The opener is an instrumental track created by the Swedish composer Simon Kölle (it wasn't the first time for him to work on metal-oriented projects), lifting the curtain on the triptych of songs constituting "Burden". In "Red Is Redemption (Bloodletting)" we can already notice two aspects: first of all, A Thousand Sufferings love titles with sub-titles in brackets, but especially they must have listened to a lot of Thomas G. Fischer's latest works as Celtic Frost and with Triptykon, so much so that they seem to have come up with a personal version of that style.

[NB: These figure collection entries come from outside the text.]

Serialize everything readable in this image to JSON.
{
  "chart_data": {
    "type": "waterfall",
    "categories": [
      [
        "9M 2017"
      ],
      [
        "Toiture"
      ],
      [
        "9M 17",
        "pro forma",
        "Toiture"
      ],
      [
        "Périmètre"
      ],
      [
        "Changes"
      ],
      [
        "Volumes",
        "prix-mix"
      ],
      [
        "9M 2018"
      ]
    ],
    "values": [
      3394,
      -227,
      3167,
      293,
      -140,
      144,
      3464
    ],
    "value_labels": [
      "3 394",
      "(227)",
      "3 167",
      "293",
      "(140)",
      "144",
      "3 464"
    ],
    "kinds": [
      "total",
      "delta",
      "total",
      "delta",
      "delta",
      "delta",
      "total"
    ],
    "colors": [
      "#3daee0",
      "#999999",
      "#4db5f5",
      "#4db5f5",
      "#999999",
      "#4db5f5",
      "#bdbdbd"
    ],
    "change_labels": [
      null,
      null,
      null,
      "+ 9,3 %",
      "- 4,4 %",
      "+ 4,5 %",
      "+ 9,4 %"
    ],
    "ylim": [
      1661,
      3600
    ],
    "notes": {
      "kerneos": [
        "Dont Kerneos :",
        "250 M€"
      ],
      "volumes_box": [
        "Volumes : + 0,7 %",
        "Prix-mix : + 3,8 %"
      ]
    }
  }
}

The three tracks are basically ten-minute long tortures, where the relatively rare guitar leads appear to be the only possible connection to something tangible, as everything around collapses and PJ's demonic voice announces the end of the world in "Blue Is… (Remembering Treasures)". All riffs are very heavy and contribute to strengthening the general feeling of claustrophobia of this record, although the latter quite surprisingly finishes after "just" three full songs and maybe the quartet could have added something else as well, perhaps in between tracks.
Nevertheless, the album does not feel incomplete and it is a notable release, especially for people who enjoy this particular branch of doom metal, or even if you simply want to keep on exploring this emerging troubled face of Belgium's metal music. If the general quality of the records coming out of there stays this solid, this is perfectly fine for us.